Step 2: Putting the infant to the breast more frequently helps empty the breast and prevents engorgement.
Step 3: Regular feeding stimulates milk production and prevents discomfort.
Step 4: This approach is effective in addressing the underlying issue of engorgement.
Summary:
A: Wearing a bra at all times may not address the root cause of engorgement.
C: Ice packs can provide temporary relief but do not prevent engorgement.
D: Normalizing the issue without providing a solution does not address the discomfort.
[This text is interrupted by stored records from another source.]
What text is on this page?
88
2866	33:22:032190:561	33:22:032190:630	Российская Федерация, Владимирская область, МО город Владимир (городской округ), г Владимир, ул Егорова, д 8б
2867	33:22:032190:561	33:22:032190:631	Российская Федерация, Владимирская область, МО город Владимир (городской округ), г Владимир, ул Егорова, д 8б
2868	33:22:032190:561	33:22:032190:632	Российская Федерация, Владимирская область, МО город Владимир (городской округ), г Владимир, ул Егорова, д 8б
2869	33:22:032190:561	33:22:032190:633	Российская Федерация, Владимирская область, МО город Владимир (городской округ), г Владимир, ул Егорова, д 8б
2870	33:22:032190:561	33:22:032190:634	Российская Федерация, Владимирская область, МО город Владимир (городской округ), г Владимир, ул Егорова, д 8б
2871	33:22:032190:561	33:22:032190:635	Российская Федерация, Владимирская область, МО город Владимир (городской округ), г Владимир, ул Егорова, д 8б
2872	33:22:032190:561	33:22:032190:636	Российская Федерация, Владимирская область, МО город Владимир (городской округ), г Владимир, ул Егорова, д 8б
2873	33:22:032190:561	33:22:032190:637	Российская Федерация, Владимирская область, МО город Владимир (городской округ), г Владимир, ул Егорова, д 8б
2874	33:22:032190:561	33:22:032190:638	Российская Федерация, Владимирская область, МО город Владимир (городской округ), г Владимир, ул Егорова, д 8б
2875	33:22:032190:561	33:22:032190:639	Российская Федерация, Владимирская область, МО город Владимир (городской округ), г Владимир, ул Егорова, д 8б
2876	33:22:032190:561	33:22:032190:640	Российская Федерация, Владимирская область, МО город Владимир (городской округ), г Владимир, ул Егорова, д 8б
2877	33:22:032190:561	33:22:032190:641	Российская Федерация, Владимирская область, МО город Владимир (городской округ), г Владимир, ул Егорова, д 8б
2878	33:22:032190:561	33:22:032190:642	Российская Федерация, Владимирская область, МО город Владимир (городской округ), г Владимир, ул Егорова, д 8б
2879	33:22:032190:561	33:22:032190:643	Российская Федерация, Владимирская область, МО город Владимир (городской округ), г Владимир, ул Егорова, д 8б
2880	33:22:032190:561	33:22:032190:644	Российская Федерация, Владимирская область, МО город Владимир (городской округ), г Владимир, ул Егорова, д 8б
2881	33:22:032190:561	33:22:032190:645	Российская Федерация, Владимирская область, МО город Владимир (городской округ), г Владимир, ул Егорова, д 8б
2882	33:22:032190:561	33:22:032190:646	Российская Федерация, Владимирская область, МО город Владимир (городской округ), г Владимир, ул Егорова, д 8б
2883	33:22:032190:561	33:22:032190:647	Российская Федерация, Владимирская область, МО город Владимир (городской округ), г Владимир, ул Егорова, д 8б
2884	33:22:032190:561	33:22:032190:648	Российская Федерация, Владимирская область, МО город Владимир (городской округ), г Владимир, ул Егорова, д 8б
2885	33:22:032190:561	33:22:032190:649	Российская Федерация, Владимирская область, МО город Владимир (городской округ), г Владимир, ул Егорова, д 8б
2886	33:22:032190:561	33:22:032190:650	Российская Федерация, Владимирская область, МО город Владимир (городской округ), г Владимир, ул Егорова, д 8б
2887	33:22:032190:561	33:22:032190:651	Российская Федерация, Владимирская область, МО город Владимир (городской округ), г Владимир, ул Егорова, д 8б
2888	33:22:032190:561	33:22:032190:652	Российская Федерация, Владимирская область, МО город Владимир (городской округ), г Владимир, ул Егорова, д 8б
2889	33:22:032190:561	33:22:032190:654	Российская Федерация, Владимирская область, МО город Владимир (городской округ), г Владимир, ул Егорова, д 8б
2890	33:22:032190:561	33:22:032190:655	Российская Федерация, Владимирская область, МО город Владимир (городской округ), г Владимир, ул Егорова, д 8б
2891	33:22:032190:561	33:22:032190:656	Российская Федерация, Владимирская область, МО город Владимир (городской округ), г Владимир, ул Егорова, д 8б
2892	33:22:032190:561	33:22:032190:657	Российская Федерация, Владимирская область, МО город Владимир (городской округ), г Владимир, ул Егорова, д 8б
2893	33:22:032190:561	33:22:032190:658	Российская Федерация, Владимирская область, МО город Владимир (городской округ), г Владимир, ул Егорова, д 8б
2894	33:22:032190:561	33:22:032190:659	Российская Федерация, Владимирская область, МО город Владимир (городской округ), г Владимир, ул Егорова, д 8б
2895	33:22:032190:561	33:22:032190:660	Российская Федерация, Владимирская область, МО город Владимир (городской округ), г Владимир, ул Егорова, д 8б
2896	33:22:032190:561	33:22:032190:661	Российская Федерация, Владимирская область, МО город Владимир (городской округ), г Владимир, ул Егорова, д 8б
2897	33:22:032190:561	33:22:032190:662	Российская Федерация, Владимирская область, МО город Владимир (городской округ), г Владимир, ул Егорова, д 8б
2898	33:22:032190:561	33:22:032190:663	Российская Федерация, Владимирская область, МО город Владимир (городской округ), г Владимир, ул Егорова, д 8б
The nurse is evaluating the involution of a woman who is 3 days post partum. Which of the following finding would the nurse evaluate as normal?
- A. Fundus 1 cm above the umbilicus, lochia rosa.
- B. Fundus 2 cm above the umbilicus, lochia alba.
- C. Fundus 2 cm below the umbilicus, lochia rubra.
- D. Fundus 3 cm below the umbilicus, lochia serosa.
Correct Answer: D
Rationale: By day 3, the fundus should descend to 3 cm below the umbilicus, and lochia should transition to serosa.